Внутри хижины были два на два метра и устланы толстым слоем сухой соломы. Сирокко, правда, не могла там выпрямиться, но протестовать и не думала. Сон под крышей – одно это уже дорого стоило!

– Третью хижину мы к вашему прибытию закончить не успели, – продолжал Билл. – Но если вы трое поможете, то хватит и одного дня. Габи, вот эта – для вас с Кельвином. Мы с Сирокко займем вон ту. Раньше там спала Август, но теперь она говорит, что хочет новую. – Кельвин и Габи дружно молчали, но Габи подбиралась поближе к Сирокко.

Август выглядела просто ужасно. С тех пор как Сирокко последний раз ее видела, она постарела минимум лет на пять и превратилась в настоящий скелет с запавшими глазами и трясущимися руками. В ней явно чего-то не хватало – как будто добрую ее половину взяли да и отхватили.

– Поохотиться нам сегодня не удалось, – говорил тем временем Билл. – Слишком увлеклись постройкой нового дома. Август, ты не знаешь, там вчерашних остатков не хватит?

– По-моему, хватит, – ответила она.

– Может, похлопочешь?

Август побрела прочь. Поймав взгляд Сирокко, Билл нахмурился и сокрушенно покачал головой.

– Про Апрель совсем ничего? – тихо спросил он.

– Совсем. И про Джина тоже.

– Даже не знаю, что с ней теперь будет.

* * *

После трапезы все под руководством Билла взялись заканчивать третью хижину. Уже имея опыт строительства двух предыдущих, Билл довел процесс едва ли не до совершенства. Работа была не тяжелая, но страшно нудная; они запросто ворочали здоровенные бревна, но тратили кучу времени на то, чтобы перепилить даже самые мелкие. Соответственно и результаты труда получались довольно неказистые.

Когда закончили, Кельвин занял предназначенную ему хижину, а Август перешла в новую. Габи выглядела совсем растерянной. В конце концов ей удалось выдавить, что она пока погуляет по округе и вернется только через несколько часов. С несчастным видом она побрела прочь.

Билл и Сирокко глядели друг на друга. Наконец Билл пожал плечами и кивнул в сторону оставшейся хижины.

Внутри, испытывая некоторую неловкость, Сирокко села. Ей хотелось задать столько вопросов, но она не знала, с чего начать.
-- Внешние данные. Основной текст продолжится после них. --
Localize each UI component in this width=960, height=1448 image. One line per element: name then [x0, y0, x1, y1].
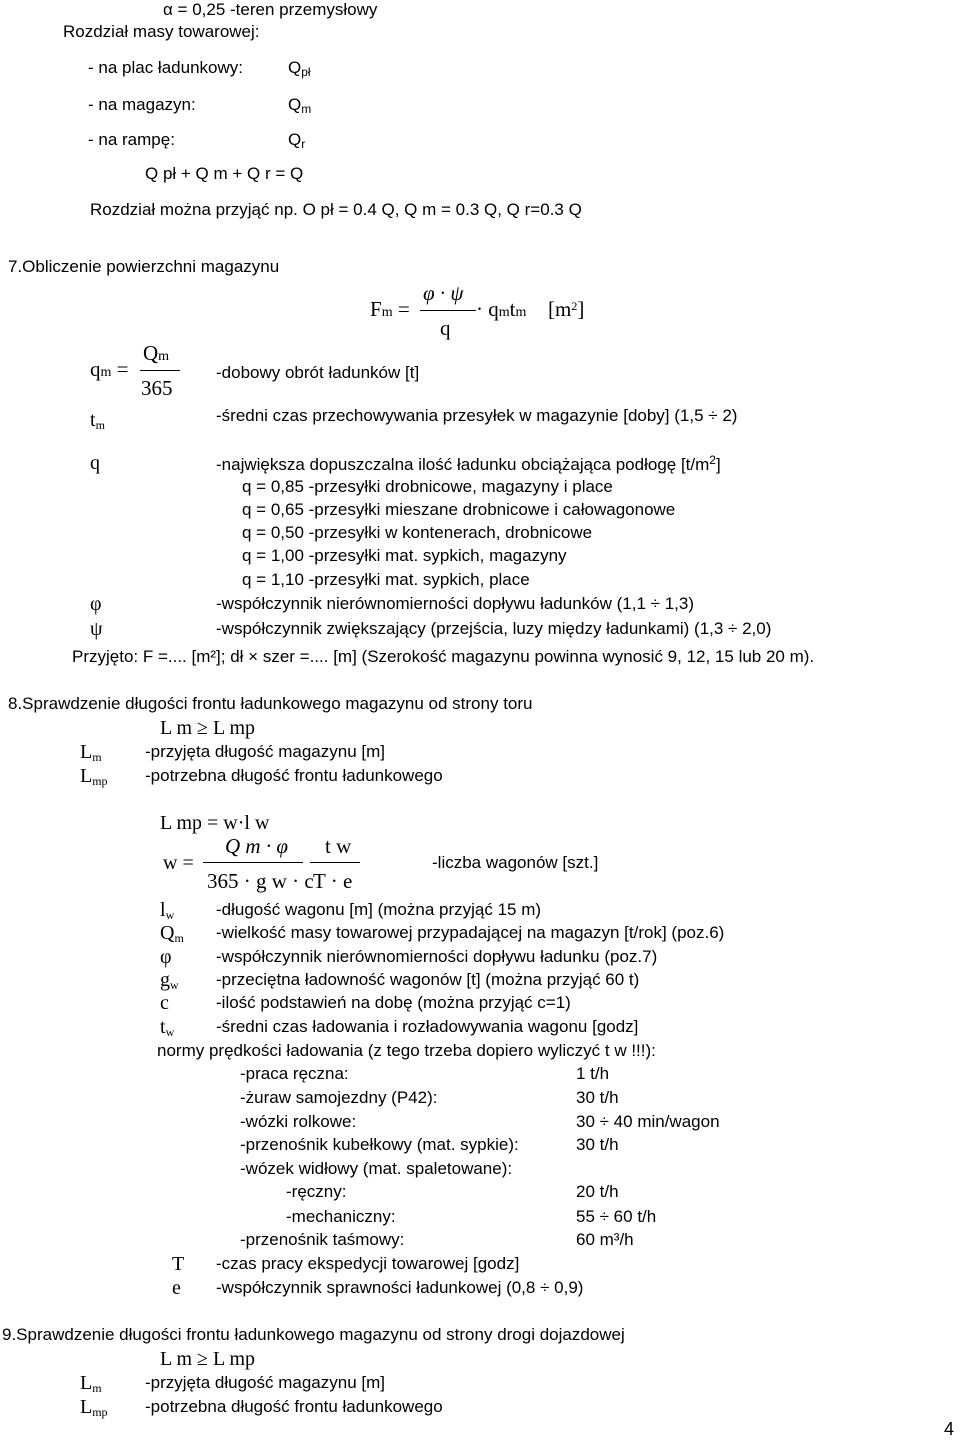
def-c-sym: c: [160, 992, 169, 1014]
s8-heading: 8.Sprawdzenie długości frontu ładunkowego magazynu od strony toru: [8, 694, 533, 713]
rate-7-label: -przenośnik taśmowy:: [240, 1230, 405, 1249]
w-den2: T · e: [313, 869, 353, 893]
q-list-3: q = 1,00 -przesyłki mat. sypkich, magazyny: [242, 546, 567, 565]
rate-6-value: 55 ÷ 60 t/h: [576, 1207, 657, 1226]
w-num2: t w: [325, 834, 352, 858]
rate-7-value: 60 m³/h: [576, 1230, 634, 1249]
qm-lhs: qm =: [90, 357, 129, 381]
w-lhs: w =: [163, 852, 194, 874]
item-rampa-sym: $Q_r$: [288, 130, 306, 151]
w-desc: -liczba wagonów [szt.]: [432, 853, 599, 872]
s9-Lm-desc: -przyjęta długość magazynu [m]: [145, 1373, 385, 1392]
F-unit: $[m^2]$: [548, 297, 585, 321]
def-tw-sym: $t_w$: [160, 1016, 175, 1039]
q-list-0: q = 0,85 -przesyłki drobnicowe, magazyny i place: [242, 477, 613, 496]
rate-3-value: 30 t/h: [576, 1135, 619, 1154]
item-rampa-label: - na rampę:: [88, 130, 175, 149]
page-number: 4: [944, 1419, 955, 1439]
s9-Lm-sym: $L_m$: [80, 1372, 102, 1395]
def-phi-desc: -współczynnik nierównomierności dopływu ładunku (poz.7): [216, 947, 658, 966]
w-fraction1-line: [203, 862, 303, 863]
T-desc: -czas pracy ekspedycji towarowej [godz]: [216, 1254, 520, 1273]
q-list-4: q = 1,10 -przesyłki mat. sypkich, place: [242, 570, 530, 589]
F-lhs: Fm =: [370, 297, 410, 321]
rate-3-label: -przenośnik kubełkowy (mat. sypkie):: [240, 1135, 519, 1154]
e-desc: -współczynnik sprawności ładunkowej (0,8 ÷ 0,9): [216, 1278, 584, 1297]
q-list-2: q = 0,50 -przesyłki w kontenerach, drobnicowe: [242, 523, 593, 542]
phi-sym: φ: [90, 593, 102, 615]
def-Qm-sym: $Q_m$: [160, 922, 184, 945]
def-phi-sym: φ: [160, 946, 172, 968]
psi-desc: -współczynnik zwiększający (przejścia, luzy między ładunkami) (1,3 ÷ 2,0): [216, 619, 772, 638]
F-rest: · qmtm: [476, 297, 527, 321]
s8-Lm-sym: $L_m$: [80, 741, 102, 764]
s8-condition: L m ≥ L mp: [160, 717, 256, 739]
def-lw-sym: $l_w$: [160, 899, 175, 922]
s9-Lmp-sym: $L_{mp}$: [80, 1396, 108, 1419]
item-plac-label: - na plac ładunkowy:: [88, 58, 243, 77]
def-Qm-desc: -wielkość masy towarowej przypadającej na magazyn [t/rok] (poz.6): [216, 923, 725, 942]
e-sym: e: [172, 1277, 181, 1299]
qm-fraction-line: [140, 370, 180, 371]
w-num1: Q m · φ: [225, 834, 288, 858]
def-c-desc: -ilość podstawień na dobę (można przyjąć c=1): [216, 993, 571, 1012]
normy-line: normy prędkości ładowania (z tego trzeba dopiero wyliczyć t w !!!):: [157, 1041, 656, 1060]
w-den1: 365 · g w · c: [207, 869, 314, 893]
s8-Lm-desc: -przyjęta długość magazynu [m]: [145, 742, 385, 761]
qm-denominator: 365: [141, 376, 173, 400]
rate-5-label: -ręczny:: [286, 1182, 347, 1201]
rate-1-value: 30 t/h: [576, 1088, 619, 1107]
F-numerator: φ · ψ: [423, 281, 464, 305]
q-desc: -największa dopuszczalna ilość ładunku obciążająca podłogę $[t/m^2]$: [216, 453, 721, 474]
F-denominator: q: [440, 316, 451, 340]
def-gw-desc: -przeciętna ładowność wagonów [t] (można przyjąć 60 t): [216, 970, 640, 989]
item-magazyn-sym: $Q_m$: [288, 95, 312, 116]
s8-Lmp-sym: $L_{mp}$: [80, 765, 108, 788]
psi-sym: ψ: [90, 618, 103, 640]
phi-desc: -współczynnik nierównomierności dopływu ładunków (1,1 ÷ 1,3): [216, 594, 694, 613]
alpha-line: α = 0,25 -teren przemysłowy: [163, 0, 378, 19]
def-gw-sym: $g_w$: [160, 969, 179, 992]
q-sym: q: [90, 452, 100, 474]
tm-desc: -średni czas przechowywania przesyłek w magazynie [doby] (1,5 ÷ 2): [216, 406, 738, 425]
rate-2-value: 30 ÷ 40 min/wagon: [576, 1112, 720, 1131]
tm-sym: $t_m$: [90, 409, 105, 432]
qm-numerator: Qm: [143, 341, 170, 365]
s9-condition: L m ≥ L mp: [160, 1348, 256, 1370]
qm-desc: -dobowy obrót ładunków [t]: [216, 363, 420, 382]
def-lw-desc: -długość wagonu [m] (można przyjąć 15 m): [216, 900, 542, 919]
T-sym: T: [172, 1253, 185, 1275]
s7-heading: 7.Obliczenie powierzchni magazynu: [8, 257, 280, 276]
F-fraction-line: [420, 310, 476, 311]
q-list-1: q = 0,65 -przesyłki mieszane drobnicowe i całowagonowe: [242, 500, 676, 519]
Lmp-equation: L mp = w·l w: [160, 812, 270, 834]
rate-0-value: 1 t/h: [576, 1064, 610, 1083]
s8-Lmp-desc: -potrzebna długość frontu ładunkowego: [145, 766, 443, 785]
rozdzial-heading: Rozdział masy towarowej:: [63, 22, 260, 41]
item-plac-sym: $Q_{pł}$: [288, 58, 311, 79]
sum-equation: Q pł + Q m + Q r = Q: [145, 164, 304, 183]
w-fraction2-line: [310, 862, 360, 863]
przyjac-line: Rozdział można przyjąć np. O pł = 0.4 Q, Q m = 0.3 Q, Q r=0.3 Q: [90, 200, 582, 219]
rate-5-value: 20 t/h: [576, 1182, 619, 1201]
rate-1-label: -żuraw samojezdny (P42):: [240, 1088, 438, 1107]
s9-Lmp-desc: -potrzebna długość frontu ładunkowego: [145, 1397, 443, 1416]
rate-0-label: -praca ręczna:: [240, 1064, 349, 1083]
s9-heading: 9.Sprawdzenie długości frontu ładunkowego magazynu od strony drogi dojazdowej: [2, 1325, 625, 1344]
rate-6-label: -mechaniczny:: [286, 1207, 396, 1226]
def-tw-desc: -średni czas ładowania i rozładowywania wagonu [godz]: [216, 1017, 639, 1036]
rate-2-label: -wózki rolkowe:: [240, 1112, 357, 1131]
item-magazyn-label: - na magazyn:: [88, 95, 196, 114]
rate-4-label: -wózek widłowy (mat. spaletowane):: [240, 1159, 513, 1178]
przyjeto-line: Przyjęto: F =.... [m²]; dł × szer =.... [m] (Szerokość magazynu powinna wynosić 9, 12, 15 lub 20 m).: [72, 647, 815, 666]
– Как у тебя прошло? – наконец спросила она.

– Если ты о времени между столкновением и пробуждением здесь, то я тебя разочарую. Совсем ничего не помню.

Протянув руку, она осторожно погладила его лоб.

– И никаких головных болей? А головокружения? Надо бы Кельвину тебя осмотреть.

Билл нахмурился.

– Меня ранило?

– Да. И скверно. Все лицо у тебя было в крови, и ты потерял сознание. Только это я за считанные секунды и успела заметить. Но мне показалось, что у тебя пробита голова.

Билл коснулся своего лба, пробежал пальцами по вискам и затылку.

– Ничего такого не прощупывается. И синяков никаких не было. Знаешь, Сирокко, я…

Она положила руку ему на колено.

– Зови меня Рокки, Билл. Наверное, только из твоих уст меня эта кличка и не доставала.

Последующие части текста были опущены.